Helemaal in mijn nopjes met dit nieuwe besluit en deze nieuwe instelling, spring ik onder de douche. Luidkeels zingend laat ik de warme stralen over mijn lichaam glijden.
Ik neem lekker de tijd om me een beetje op te tutten en gooi vast mijn strandspullen in een tas. Mijn bikini trek ik al aan en ik maak me helemaal klaar voor een leuk dagje uit. We hebben gisteren min of meer afgesproken dat we samen zouden gaan ontbijten en dan toch een ontspannen dagje zouden hebben. Ik ben benieuwd.

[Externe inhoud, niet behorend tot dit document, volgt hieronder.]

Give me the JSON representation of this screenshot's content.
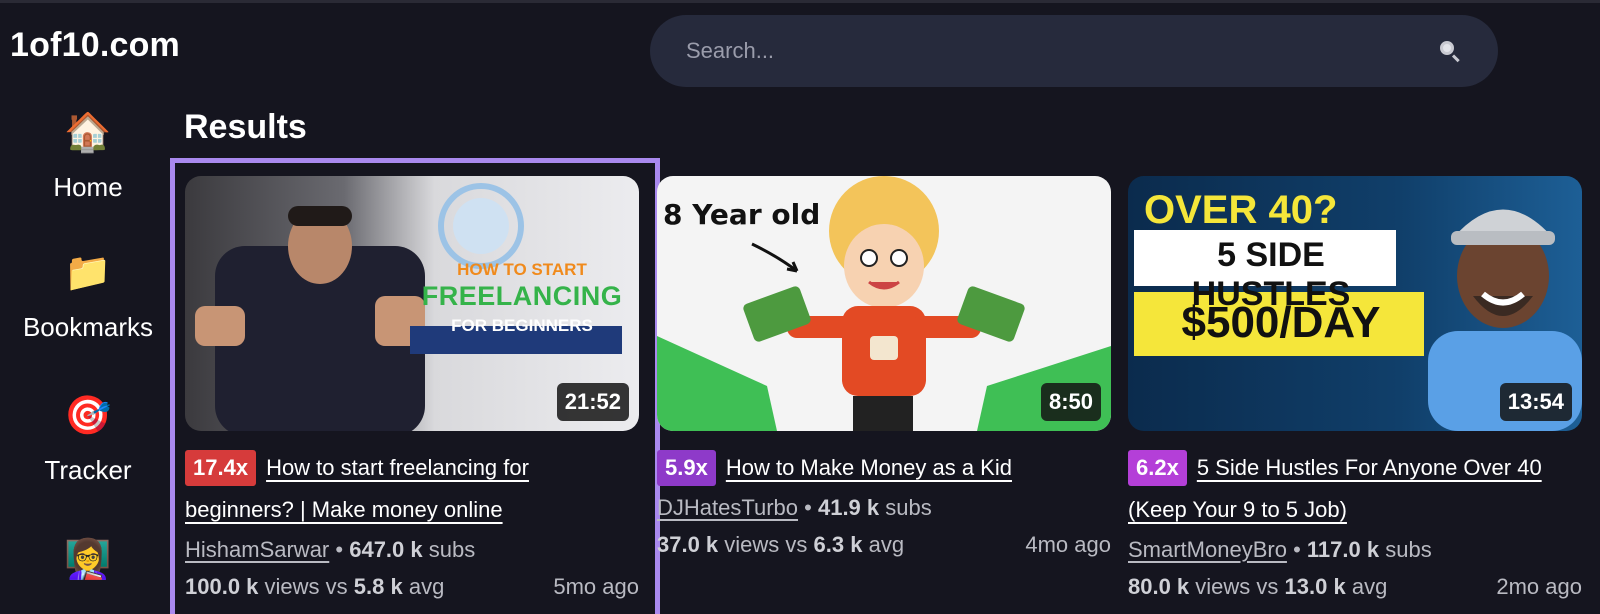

Op de afgesproken tijd, huppel ik naar buiten en ga lekker voor het hotel op een bankje zitten. Ik zit met mijn gezicht in het zonnetje en geniet. De jongens zijn al bijna tien minuten later dan we hebben afgesproken, maar ik vind het niet erg. Ik zit daar wel goed. Na twintig minuten hoor ineens mijn maag knorren en net als ik mijn telefoon wil pakken om te bellen, waar ze blijven, zie ik de Clio de straat in rijden. Ze stoppen vlak voor mij voeten en opgewekt spring ik op. Bülent is al uit de auto gestapt en geeft me drie zoenen. Ali blijft zitten, want hij heeft nog last van zijn been en kan niet zo snel in en uit de auto stappen. Ali laat wel het raampje naar beneden glijden en ik buig voorover, zodat hij me kan zoenen.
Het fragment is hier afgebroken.